4. PR Reviewer Checklist
Copy-paste this checklist into any PR that adds or changes a public widget:
## API Design Checklist (docs/API_DESIGN.md)
- [ ] Floats are `f64` (no `f32` in public signature)
- [ ] Public function takes ≤ 3 positional args (otherwise opts struct or builder)
- [ ] Optional configuration uses builder pattern (chainable `&mut self -> &mut Self`)
- [ ] Stateful widget takes `&mut XxxState` newtype (not `&mut String` / `&mut Vec<…>`)
- [ ] Returns `Response` (or `XxxResponse: Deref<Target = Response>` for compound widgets)
- [ ] `*Response` struct has `#[must_use = "..."]` attribute
- [ ] Doctest shows idiomatic one-line happy path
- [ ] Naming matches existing widgets (`fn gauge` returns `Gauge<'_>`, not `GaugeBuilder`; opts struct is
`GaugeOpts`, not `GaugeConfig` or `GaugeParams`)
- [ ] No `_w` / `_colored` / `_with_label` suffix variants — fold into builder methods instead
If a check fails, fix the API before merging. The cost of an inconsistent shape compounds across every future caller, every future doc reader, and every future AI coder generating SLT code from examples.
5. References
- egui
Widgetpattern —add(impl Widget)returnsResponse, builders configure widgets beforeadd. Direct ancestor of SLT's builder shape. - ratatui
Widget/StatefulWidget— splits stateless from stateful widgets via two traits; SLT collapses both intoContext::*methods but inherits the state-newtype convention. - React component composition — compound components return both a primary handle and additional refs;
SLT's
XxxResponse: Deref<Response>is the closest type-level analog. - Anthropic API legibility guidance for AI coders — consistent surfaces are predicted correctly on first attempt; inconsistent surfaces require disambiguation passes against documentation. See the v0.20 retrospective above for concrete numbers.
- OpenAI / Cursor coding-agent benchmarks confirm the same trend: per-symbol guess accuracy is dominated by sibling-widget consistency, not by surface size.
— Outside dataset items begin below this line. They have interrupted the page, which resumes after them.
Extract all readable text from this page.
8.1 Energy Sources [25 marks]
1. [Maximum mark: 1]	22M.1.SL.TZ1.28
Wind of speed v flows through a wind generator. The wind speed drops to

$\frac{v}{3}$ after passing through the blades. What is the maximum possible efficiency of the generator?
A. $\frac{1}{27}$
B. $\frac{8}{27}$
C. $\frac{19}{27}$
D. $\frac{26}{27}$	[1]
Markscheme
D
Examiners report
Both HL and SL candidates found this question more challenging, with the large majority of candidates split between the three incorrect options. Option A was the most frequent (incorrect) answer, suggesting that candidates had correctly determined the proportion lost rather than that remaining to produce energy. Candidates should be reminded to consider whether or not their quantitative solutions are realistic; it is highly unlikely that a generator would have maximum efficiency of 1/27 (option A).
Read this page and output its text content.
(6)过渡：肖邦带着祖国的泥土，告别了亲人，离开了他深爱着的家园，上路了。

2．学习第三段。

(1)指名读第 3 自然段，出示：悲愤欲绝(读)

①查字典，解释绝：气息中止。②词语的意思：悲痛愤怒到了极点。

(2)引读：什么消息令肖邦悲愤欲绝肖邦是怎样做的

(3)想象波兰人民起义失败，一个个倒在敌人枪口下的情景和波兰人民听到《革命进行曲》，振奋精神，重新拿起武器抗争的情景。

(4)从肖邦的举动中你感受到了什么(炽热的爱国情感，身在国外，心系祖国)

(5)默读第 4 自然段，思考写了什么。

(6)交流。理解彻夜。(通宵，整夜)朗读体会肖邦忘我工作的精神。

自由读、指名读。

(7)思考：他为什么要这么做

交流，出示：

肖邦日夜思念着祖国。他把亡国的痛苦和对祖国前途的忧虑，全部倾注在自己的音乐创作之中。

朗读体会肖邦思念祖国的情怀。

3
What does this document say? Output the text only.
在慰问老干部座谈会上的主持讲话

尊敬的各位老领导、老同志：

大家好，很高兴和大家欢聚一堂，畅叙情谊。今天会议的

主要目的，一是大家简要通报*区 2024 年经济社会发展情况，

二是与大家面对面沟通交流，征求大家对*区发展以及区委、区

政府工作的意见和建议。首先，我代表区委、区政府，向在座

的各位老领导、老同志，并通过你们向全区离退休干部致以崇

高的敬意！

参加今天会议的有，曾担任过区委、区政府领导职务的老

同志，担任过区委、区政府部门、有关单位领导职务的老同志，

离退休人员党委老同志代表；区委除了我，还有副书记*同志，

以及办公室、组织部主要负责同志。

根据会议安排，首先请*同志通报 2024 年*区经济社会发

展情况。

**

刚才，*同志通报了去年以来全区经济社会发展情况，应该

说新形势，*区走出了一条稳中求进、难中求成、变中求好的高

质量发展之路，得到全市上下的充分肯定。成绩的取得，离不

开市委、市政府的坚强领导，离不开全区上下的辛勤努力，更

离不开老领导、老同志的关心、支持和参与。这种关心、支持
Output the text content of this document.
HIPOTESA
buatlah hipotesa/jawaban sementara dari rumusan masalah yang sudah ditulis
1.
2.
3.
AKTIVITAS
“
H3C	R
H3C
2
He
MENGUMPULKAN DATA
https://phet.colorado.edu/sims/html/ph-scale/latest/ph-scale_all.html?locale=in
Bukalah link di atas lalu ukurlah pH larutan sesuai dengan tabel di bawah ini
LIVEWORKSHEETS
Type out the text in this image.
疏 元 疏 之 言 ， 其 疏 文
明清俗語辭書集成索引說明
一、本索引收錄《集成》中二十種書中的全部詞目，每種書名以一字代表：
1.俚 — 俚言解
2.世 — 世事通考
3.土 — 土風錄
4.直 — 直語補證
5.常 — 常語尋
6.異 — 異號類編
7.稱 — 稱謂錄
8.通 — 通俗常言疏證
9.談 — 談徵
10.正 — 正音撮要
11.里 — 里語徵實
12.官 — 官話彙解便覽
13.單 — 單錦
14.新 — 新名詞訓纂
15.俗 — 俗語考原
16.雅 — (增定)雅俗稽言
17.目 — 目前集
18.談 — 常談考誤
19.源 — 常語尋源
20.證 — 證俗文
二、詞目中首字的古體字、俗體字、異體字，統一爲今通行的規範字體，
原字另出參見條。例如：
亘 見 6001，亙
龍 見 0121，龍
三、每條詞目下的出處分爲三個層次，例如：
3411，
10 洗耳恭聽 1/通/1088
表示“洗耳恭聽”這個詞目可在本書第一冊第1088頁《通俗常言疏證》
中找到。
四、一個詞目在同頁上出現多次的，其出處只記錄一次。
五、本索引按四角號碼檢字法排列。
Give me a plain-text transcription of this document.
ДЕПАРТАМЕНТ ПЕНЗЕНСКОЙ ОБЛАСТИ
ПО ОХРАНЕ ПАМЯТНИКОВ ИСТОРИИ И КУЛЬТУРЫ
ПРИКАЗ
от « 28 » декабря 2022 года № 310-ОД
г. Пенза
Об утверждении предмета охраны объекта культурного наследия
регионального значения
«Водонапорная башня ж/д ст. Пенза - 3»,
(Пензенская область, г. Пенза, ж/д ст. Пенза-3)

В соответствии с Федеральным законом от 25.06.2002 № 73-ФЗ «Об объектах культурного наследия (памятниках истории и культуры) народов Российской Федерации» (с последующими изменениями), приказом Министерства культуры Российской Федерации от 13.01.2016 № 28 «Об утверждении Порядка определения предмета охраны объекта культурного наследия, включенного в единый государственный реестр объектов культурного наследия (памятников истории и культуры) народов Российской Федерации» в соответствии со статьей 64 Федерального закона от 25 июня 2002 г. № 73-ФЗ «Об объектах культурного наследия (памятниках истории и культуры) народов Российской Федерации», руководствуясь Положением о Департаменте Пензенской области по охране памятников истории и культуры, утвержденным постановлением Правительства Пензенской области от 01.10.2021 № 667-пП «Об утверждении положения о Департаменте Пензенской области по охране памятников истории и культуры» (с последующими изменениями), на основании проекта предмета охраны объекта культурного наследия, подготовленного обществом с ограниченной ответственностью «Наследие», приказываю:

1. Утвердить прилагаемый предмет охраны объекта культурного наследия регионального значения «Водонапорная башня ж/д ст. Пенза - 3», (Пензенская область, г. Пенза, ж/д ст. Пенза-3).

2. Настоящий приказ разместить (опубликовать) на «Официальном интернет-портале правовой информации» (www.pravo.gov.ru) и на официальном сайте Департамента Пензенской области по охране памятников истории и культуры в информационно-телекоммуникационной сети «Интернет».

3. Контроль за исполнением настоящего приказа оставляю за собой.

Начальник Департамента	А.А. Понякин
6. When These Rules Conflict
If two rules conflict in a specific case, follow this priority:
- Rule 5 (Response shape) — never break the calling convention readers already know
- Rule 4 (state newtype) — encapsulation beats convenience
- Rule 2 (
f64) — precision-loss is silent and hard to debug - Rule 3 (opts struct at 4+ args) — readability beats keystroke savings
- Rule 1 (builder over suffix variants) — last because the cost is taste, not correctness
If an existing widget violates a rule for legacy reasons, deprecate-and-replace; do not add a new inconsistency to "match the existing one." The whole point of this document is that consistency is the load-bearing property — preserving a bad pattern multiplies its cost.